王水牛急切地哎呀一声:“不让你妈知道不就行了,我也偷偷吃,我就没什么事儿。牛蛋,你吃不吃。”
牛蛋犹犹豫豫地盯着他家屋子里头烤出来的火炉子,那火一看就是王水牛自个儿生的,火势很小,但是烤得久,那苞米香味好像直直得往牛蛋鼻子里头钻,从没有那么想吃过苞米。
王水牛去拿了一支出来,当着他们的面转着圈啃下来,在嘴巴里吧唧嘴地咀嚼,一面含糊地说:“我说没事儿的吧。”
牛蛋盯着他手里烤的不算太好,甚至有些发黑的苞米棒子,咽下口水:“好,成交。”
王水牛得意地转向番薯和虎子:“牛蛋都吃,你们吃不吃。”
这下番薯和虎子一齐点头,牛蛋都吃了,他们也想吃,不告诉妈妈就好了。
姜家小孩子多,那时候洪水退的时候抓的鱼也多,在院子里挖了一小块坑用来做水洼养着没吃完的鱼。
可惜姜老太管的严,每天只能吃一条,小孩子们都不会生火烤鱼,都只得望着小水洼里头活蹦乱跳的鱼直流口水。
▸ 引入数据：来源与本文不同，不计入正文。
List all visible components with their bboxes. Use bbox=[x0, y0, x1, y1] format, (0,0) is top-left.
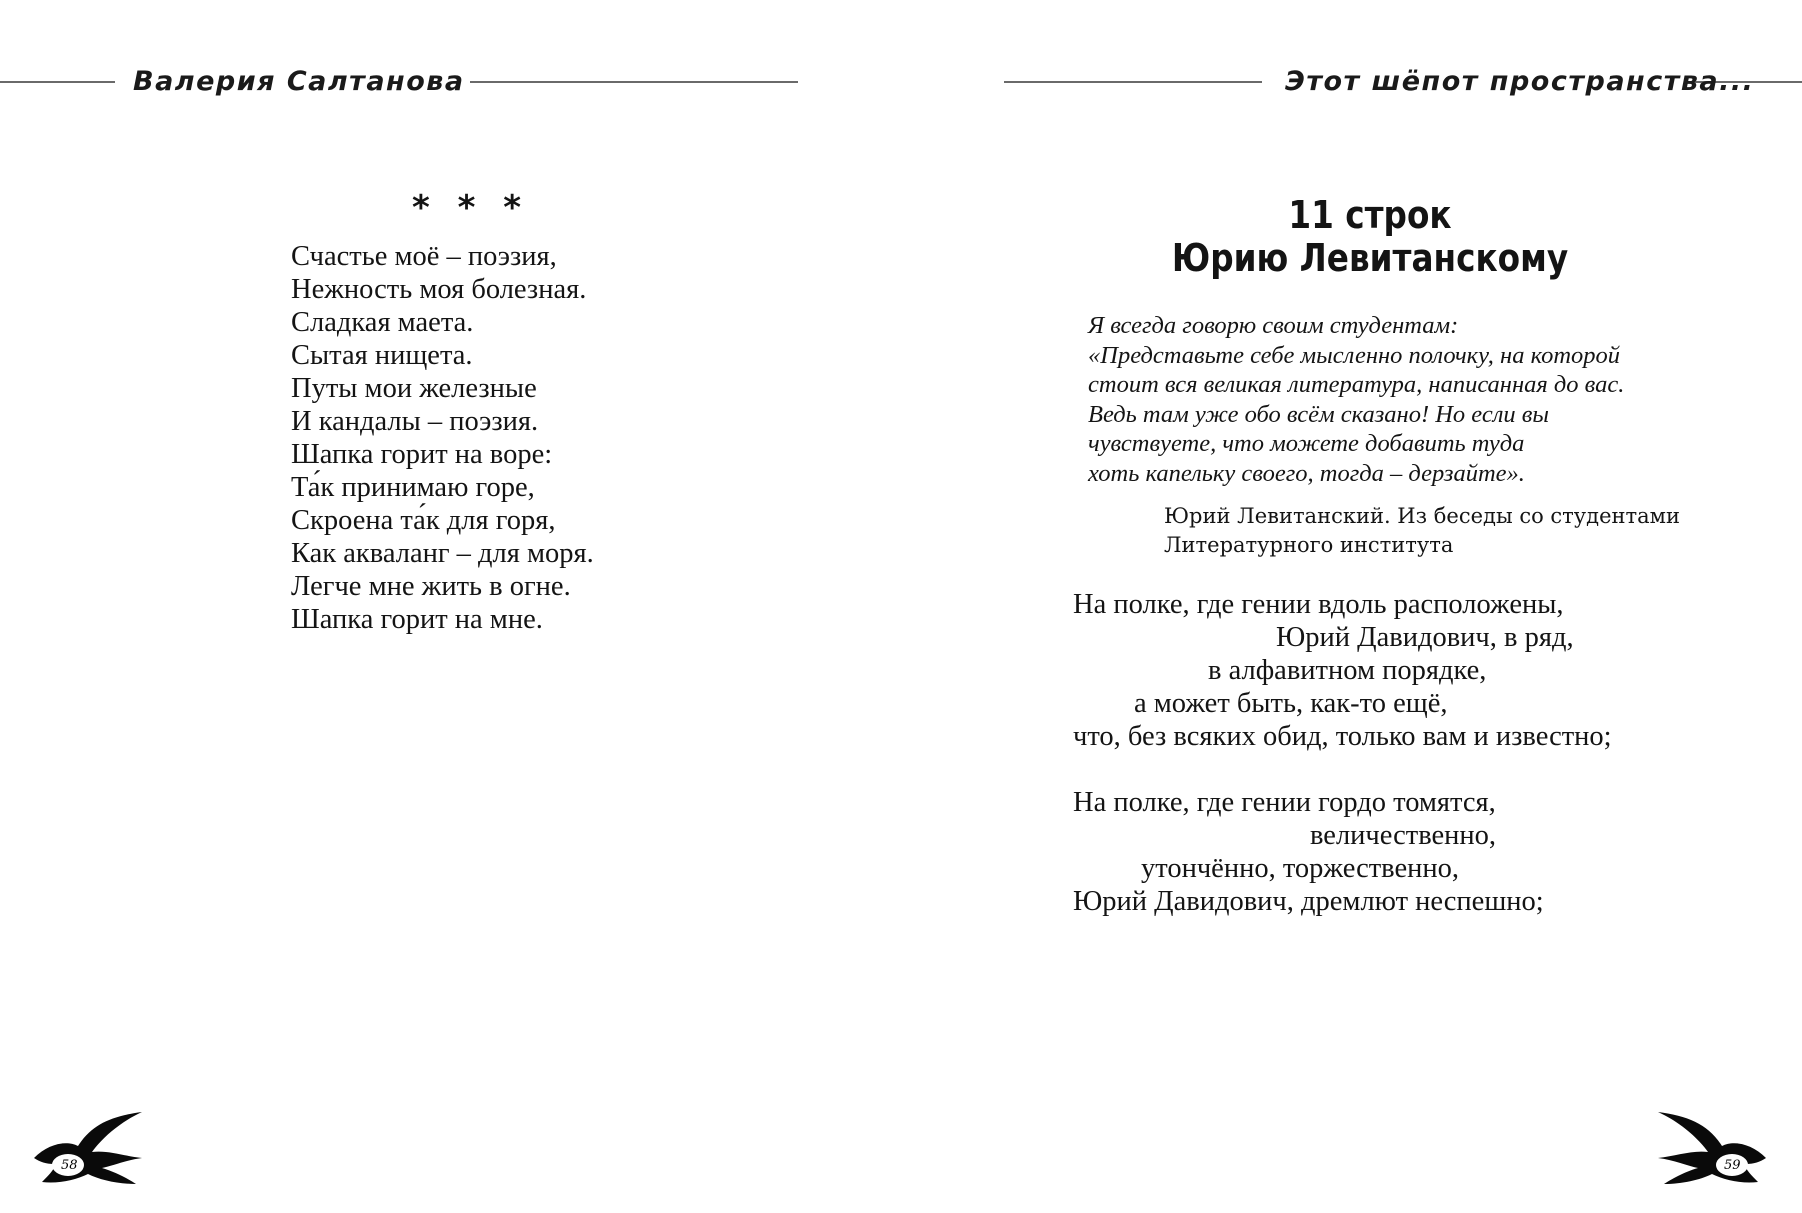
swallow-icon bbox=[1658, 1110, 1768, 1185]
epigraph-source-line: Литературного института bbox=[1164, 533, 1454, 557]
epigraph-source-line: Юрий Левитанский. Из беседы со студентами bbox=[1164, 504, 1680, 528]
stanza-line: величественно, bbox=[1310, 820, 1497, 851]
epigraph-line: чувствуете, что можете добавить туда bbox=[1088, 430, 1525, 457]
poem-line: Нежность моя болезная. bbox=[291, 274, 587, 305]
epigraph-line: Я всегда говорю своим студентам: bbox=[1088, 312, 1459, 339]
epigraph-line: «Представьте себе мысленно полочку, на которой bbox=[1088, 341, 1621, 369]
swallow-icon bbox=[32, 1110, 142, 1185]
poem-line: Счастье моё – поэзия, bbox=[291, 241, 557, 272]
poem-line: Сладкая маета. bbox=[291, 307, 474, 338]
page-number-left bbox=[32, 1110, 142, 1185]
stanza-line: утончённо, торжественно, bbox=[1141, 853, 1459, 884]
poem-line: Та́к принимаю горе, bbox=[291, 472, 535, 503]
poem-dedication: Юрию Левитанскому bbox=[1171, 236, 1569, 280]
epigraph-line: Ведь там уже обо всём сказано! Но если вы bbox=[1088, 400, 1550, 428]
header-rule-left-outer bbox=[0, 81, 115, 83]
page-number-text: 59 bbox=[1724, 1158, 1741, 1173]
poem-line: И кандалы – поэзия. bbox=[291, 406, 539, 437]
poem-line: Шапка горит на мне. bbox=[291, 604, 543, 635]
poem-line: Как акваланг – для моря. bbox=[291, 538, 594, 569]
poem-title: 11 строк bbox=[1288, 193, 1452, 237]
page-number-text: 58 bbox=[61, 1158, 78, 1173]
stanza-line: в алфавитном порядке, bbox=[1208, 655, 1487, 686]
poem-line: Скроена та́к для горя, bbox=[291, 505, 556, 536]
poem-line: Сытая нищета. bbox=[291, 340, 473, 371]
epigraph-source bbox=[1164, 502, 1680, 560]
epigraph-line: стоит вся великая литература, написанная до вас. bbox=[1088, 371, 1625, 398]
poem-left bbox=[291, 240, 594, 636]
page-number-right bbox=[1658, 1110, 1768, 1185]
running-head-author: Валерия Салтанова bbox=[133, 66, 465, 97]
header-rule-right-inner bbox=[1004, 81, 1262, 83]
running-head-book-title: Этот шёпот пространства... bbox=[1285, 66, 1755, 97]
stanza-line: а может быть, как-то ещё, bbox=[1134, 688, 1448, 719]
poem-line: Легче мне жить в огне. bbox=[291, 571, 571, 602]
epigraph bbox=[1088, 311, 1624, 488]
epigraph-line: хоть капельку своего, тогда – дерзайте». bbox=[1088, 459, 1525, 487]
stanza-line: На полке, где гении вдоль расположены, bbox=[1073, 589, 1564, 620]
stanza-line: Юрий Давидович, в ряд, bbox=[1276, 622, 1574, 653]
poem-line: Шапка горит на воре: bbox=[291, 439, 553, 470]
stanza-line: Юрий Давидович, дремлют неспешно; bbox=[1073, 886, 1544, 917]
section-separator: * * * bbox=[412, 188, 530, 228]
stanza-line: что, без всяких обид, только вам и известно; bbox=[1073, 721, 1612, 752]
poem-line: Путы мои железные bbox=[291, 373, 537, 404]
header-rule-left-inner bbox=[470, 81, 798, 83]
stanza-line: На полке, где гении гордо томятся, bbox=[1073, 787, 1496, 818]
牛蛋偷偷摸摸的抓了一条两根指头宽的鱼去跟王水牛换了三根苞米。
生怕被姜老太和陈慧芳发现,几个小孩还是在王水牛家院子里吃完了再回家的。
王水牛看着他们回去,心里发虚地把苞米芯子埋土窝窝里。
王家老太也不让他吃晒干的陈粮,但是王家就老太太稍微管事一点,两个女儿嫁出去,时不时补贴家里,儿子和儿媳妇生了王水牛又不管事,这时候女儿哪里拿的出多余的补贴家里呢。
王家情况比姜家就要难更多了,所以晒干的陈粮实在扛不住了,也吃两口对付对付,也没死人嘛。